TRENDS-TENDANCES. Avez-vous le sentiment que dans un contexte géopolitique mondial très tendu, l’Europe et la Belgique sont aveugles et insuffisamment préparées?

TANGUY STRUYE. Quand le conflit ukrainien a commencé, nous avons déjà été surpris, ce qui était problématique. Pourtant, dans un premier temps, nous avons réussi à nous mobiliser avec un soutien diplomatique et militaire important, certes avec l’aide des Américains. Après deux ans de guerre, on voit toutefois que ce soutien s’essouffle, on parle de moins en moins de la crise ukrainienne.

D’autant que d’autres crises lui font concurrence, singulièrement le conflit israélo-palestinien…

Absolument, et on observe que nous sommes incapables de gérer plusieurs crises à la fois. En une fois, tout le monde se concentre sur le conflit israélo-palestinien, au risque d’oublier l’Ukraine. En politique intérieure, les partis extrémistes ont tendance à monter, eux qui s’opposent au soutien à l’Ukraine. Et en Belgique, on n’a rien fait depuis 2022 pour changer notre ligne et investir en matière de défense. A aucun moment, on ne prend conscience concrètement du fait que le monde a changé.

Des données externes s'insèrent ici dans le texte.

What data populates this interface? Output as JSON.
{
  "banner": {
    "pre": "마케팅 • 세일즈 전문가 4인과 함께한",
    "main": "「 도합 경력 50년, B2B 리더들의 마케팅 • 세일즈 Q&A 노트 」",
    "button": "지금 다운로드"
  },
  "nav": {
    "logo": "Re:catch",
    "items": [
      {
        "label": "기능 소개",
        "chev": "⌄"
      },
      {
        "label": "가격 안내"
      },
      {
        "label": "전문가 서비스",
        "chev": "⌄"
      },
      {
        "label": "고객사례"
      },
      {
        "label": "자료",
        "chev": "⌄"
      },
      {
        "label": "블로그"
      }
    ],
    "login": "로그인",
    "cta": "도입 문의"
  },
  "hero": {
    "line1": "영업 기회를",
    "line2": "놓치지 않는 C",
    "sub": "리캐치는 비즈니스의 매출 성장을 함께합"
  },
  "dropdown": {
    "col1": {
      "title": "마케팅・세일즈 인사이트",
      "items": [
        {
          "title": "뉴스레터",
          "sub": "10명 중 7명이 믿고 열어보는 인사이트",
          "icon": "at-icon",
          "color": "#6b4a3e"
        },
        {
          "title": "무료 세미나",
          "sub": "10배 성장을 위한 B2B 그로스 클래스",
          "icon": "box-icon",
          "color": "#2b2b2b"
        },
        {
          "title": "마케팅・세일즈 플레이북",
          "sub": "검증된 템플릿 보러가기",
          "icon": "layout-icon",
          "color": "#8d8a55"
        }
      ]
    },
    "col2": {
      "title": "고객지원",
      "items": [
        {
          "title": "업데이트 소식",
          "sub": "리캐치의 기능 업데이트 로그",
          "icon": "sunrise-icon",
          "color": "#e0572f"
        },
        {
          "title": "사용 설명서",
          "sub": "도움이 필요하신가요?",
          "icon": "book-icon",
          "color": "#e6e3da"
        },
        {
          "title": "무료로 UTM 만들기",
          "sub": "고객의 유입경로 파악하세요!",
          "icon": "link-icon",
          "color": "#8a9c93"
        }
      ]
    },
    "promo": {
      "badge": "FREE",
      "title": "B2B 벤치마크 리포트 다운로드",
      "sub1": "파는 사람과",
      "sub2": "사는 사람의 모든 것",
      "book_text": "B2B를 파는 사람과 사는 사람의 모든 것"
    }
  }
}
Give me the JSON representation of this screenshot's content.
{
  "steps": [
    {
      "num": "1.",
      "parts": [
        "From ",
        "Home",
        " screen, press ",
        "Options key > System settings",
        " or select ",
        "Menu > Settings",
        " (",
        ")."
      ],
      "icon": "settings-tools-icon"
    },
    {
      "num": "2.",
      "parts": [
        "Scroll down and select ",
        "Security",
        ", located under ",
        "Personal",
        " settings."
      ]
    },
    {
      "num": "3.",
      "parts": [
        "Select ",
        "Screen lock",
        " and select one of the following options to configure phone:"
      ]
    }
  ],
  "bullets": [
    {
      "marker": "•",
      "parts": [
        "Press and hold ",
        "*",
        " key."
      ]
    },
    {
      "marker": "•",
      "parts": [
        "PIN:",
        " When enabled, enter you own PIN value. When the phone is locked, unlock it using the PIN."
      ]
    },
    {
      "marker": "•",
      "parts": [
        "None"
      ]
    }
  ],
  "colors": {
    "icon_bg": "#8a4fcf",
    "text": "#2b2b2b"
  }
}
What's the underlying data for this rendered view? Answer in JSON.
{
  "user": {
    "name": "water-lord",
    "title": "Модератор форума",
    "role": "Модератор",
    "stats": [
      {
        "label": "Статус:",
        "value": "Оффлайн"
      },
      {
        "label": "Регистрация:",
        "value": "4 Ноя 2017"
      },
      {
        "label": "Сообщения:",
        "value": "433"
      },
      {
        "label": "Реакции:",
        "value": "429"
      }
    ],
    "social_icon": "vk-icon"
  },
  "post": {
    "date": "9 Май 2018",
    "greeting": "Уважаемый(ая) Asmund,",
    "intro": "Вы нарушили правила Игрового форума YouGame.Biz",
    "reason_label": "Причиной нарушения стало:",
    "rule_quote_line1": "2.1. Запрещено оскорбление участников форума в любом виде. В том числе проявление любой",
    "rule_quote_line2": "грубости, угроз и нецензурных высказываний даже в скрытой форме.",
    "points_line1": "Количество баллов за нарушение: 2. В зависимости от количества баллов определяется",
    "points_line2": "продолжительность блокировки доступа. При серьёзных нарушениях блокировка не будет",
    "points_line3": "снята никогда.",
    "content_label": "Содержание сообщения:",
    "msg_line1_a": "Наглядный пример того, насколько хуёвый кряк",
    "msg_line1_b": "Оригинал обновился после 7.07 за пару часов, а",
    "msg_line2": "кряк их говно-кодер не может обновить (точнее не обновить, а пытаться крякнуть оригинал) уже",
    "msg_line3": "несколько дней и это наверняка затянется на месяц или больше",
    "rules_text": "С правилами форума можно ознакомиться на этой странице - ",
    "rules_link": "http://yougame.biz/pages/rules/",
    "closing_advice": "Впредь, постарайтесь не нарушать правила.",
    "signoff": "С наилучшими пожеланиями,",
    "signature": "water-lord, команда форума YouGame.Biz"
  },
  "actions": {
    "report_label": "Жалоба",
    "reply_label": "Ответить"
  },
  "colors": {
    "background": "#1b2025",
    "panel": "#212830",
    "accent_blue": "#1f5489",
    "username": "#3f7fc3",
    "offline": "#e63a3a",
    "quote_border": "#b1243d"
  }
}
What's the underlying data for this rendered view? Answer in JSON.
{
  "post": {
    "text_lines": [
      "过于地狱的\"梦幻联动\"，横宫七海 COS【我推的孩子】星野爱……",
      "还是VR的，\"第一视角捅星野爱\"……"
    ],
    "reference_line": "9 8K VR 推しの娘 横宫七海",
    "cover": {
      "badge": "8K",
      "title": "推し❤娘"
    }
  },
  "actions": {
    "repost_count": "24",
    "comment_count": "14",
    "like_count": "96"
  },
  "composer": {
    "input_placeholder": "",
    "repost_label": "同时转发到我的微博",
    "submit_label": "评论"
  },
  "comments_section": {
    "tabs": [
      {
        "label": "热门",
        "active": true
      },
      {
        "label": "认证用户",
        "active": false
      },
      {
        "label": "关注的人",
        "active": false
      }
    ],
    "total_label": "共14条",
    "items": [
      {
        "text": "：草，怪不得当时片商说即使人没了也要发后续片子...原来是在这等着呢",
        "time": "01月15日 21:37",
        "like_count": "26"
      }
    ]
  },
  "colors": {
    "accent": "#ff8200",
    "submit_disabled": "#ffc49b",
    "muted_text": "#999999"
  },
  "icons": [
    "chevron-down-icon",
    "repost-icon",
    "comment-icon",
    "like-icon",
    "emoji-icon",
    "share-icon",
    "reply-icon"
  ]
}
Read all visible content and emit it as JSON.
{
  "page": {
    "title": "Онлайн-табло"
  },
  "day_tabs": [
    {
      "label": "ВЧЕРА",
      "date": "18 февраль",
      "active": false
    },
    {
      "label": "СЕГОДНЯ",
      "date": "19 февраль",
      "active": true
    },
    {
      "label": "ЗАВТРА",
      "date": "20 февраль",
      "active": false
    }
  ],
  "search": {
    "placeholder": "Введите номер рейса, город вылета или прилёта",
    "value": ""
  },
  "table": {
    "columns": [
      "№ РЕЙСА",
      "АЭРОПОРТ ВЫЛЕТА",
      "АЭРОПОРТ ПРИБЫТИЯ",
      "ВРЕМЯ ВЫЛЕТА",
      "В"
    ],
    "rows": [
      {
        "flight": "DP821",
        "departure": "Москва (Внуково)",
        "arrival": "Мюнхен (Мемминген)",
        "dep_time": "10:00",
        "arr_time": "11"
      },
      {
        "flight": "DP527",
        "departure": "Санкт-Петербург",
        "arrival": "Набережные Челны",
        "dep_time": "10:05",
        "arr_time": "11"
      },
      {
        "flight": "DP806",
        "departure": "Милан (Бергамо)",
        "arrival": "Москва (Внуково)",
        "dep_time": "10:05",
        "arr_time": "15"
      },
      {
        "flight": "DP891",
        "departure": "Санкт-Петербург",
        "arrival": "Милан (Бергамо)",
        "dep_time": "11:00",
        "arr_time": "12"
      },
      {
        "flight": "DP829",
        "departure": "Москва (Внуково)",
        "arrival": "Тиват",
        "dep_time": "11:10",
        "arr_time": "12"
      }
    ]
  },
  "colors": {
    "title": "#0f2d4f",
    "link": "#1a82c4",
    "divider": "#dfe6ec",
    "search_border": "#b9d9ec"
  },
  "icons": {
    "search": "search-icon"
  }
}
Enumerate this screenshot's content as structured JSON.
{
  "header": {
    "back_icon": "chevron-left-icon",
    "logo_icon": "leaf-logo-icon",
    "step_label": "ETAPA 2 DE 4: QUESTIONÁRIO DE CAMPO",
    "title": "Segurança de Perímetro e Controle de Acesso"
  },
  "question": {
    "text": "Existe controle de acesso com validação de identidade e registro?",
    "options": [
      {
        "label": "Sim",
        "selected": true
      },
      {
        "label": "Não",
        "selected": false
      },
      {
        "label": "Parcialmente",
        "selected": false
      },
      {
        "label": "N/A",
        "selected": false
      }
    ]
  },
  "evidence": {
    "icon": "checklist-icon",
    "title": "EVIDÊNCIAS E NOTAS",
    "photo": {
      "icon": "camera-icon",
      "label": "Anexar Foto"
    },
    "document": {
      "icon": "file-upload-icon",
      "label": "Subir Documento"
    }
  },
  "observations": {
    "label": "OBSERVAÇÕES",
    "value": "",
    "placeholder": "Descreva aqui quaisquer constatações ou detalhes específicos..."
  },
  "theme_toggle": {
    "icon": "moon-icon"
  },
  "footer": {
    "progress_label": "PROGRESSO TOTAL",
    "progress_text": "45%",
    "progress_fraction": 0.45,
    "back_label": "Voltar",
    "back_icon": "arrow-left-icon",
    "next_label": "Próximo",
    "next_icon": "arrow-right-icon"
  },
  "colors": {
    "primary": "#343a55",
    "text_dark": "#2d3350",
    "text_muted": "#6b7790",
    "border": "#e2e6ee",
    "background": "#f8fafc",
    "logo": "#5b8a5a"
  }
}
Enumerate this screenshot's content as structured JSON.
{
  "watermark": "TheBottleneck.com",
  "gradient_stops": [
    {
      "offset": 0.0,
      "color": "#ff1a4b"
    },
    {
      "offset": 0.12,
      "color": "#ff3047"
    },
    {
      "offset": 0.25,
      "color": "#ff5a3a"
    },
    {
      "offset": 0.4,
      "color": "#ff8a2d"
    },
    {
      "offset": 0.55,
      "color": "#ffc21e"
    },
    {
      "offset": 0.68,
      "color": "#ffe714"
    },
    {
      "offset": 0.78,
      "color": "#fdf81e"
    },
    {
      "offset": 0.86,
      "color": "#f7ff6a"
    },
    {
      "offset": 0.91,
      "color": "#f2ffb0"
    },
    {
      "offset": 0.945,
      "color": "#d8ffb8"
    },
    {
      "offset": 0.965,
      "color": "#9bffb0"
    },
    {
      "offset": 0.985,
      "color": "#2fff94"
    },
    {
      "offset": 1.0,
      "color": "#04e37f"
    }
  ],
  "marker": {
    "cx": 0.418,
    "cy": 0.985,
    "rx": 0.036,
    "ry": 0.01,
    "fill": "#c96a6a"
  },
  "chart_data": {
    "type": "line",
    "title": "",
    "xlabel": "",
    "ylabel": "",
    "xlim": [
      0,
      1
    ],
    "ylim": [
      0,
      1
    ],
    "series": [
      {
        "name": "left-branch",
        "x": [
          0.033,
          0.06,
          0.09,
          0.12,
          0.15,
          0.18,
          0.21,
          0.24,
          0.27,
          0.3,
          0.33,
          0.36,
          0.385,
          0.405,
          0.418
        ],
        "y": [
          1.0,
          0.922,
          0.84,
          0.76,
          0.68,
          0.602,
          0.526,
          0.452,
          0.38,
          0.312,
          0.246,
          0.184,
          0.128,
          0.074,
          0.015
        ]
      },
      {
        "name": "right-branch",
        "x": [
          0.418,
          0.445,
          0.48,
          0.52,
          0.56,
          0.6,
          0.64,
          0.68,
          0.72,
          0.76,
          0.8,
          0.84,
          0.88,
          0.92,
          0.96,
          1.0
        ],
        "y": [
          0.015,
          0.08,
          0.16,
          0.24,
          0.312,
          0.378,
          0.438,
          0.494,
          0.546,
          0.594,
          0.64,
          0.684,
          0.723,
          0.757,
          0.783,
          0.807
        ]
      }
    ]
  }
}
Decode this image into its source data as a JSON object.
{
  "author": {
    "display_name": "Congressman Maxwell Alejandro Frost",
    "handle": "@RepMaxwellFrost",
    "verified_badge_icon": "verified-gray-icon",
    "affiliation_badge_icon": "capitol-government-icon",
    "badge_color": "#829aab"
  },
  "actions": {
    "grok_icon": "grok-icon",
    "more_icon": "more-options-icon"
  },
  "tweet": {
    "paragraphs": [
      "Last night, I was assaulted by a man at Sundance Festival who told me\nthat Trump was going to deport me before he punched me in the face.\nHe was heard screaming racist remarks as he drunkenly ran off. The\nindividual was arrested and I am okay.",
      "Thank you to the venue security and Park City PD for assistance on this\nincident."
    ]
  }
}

Devrait-on passer dans une économie de guerre?

Pas nécessairement une économie de guerre, mais on doit réaliser que si l’on veut jouer notre rôle et défendre nos intérêts, on doit avoir suffisamment de munitions et de capacité militaire. La Belgique devrait investir 7,5 milliards d’euros en munitions pour être en capacité de tenir sur le long terme dans un conflit de haute intensité – et on ne parle même pas là de chars, de blindés, de frégates… Cela ne signifie pas que l’on devrait investir ces 7,5 milliards en une fois, mais il y a un fossé énorme lorsque l’on sait que l’on n’investit aujourd’hui que 150 millions environ. Or, sans munitions, on ne combattra pas longtemps. A cela s’ajoute le fait que nous n’avons pas de vision en politique étrangère.

C’est votre sentiment?

C’est très difficile de comprendre aujourd’hui les priorités de la politique étrangère belge. Or, si on n’a pas de vision stratégique sur les niches que l’on veut développer, en tant que petit pays, on ne peut pas avoir un appareil de défense qui fonctionne bien. Si on estime que l’Arctique est une priorité, on doit investir dans des navires pour y aller. Mais si on dit que c’est l’Afrique, on a besoin de tout autres investissements.

Notre armée était jusqu’ici cantonnée à des interventions limitées en maintien de paix. Or, on doit désormais imaginer des conflits de haute intensité…

C’est exactement cela, nous ne sommes pas prêts pour des conflits de haute intensité. Pendant des années, on a désinvesti, avant de réinvestir de façon beaucoup trop lente depuis 2016. Face à tous ces nouveaux défis, il n’y a aucun sentiment d’urgence, on fait la politique de l’autruche. En clair, on compte sur les autres pour nous défendre.

Les Etats-Unis en l’occurrence?

Entre autres, les Américains. Mais j’entends souvent dire, aussi, que les Russes n’arriveront jamais en Belgique: avant cela, ils doivent passer par la Pologne ou l’Allemagne. Ce que l’on oublie de dire, c’est que l’on fait partie d’une alliance et que l’on doit être solidaire. Nous devons prendre nos responsabilités et sur le plan politique, aujourd’hui, on le fait beaucoup trop peu. Nous sommes un peu présents sur tous les dossiers, sans influence réelle.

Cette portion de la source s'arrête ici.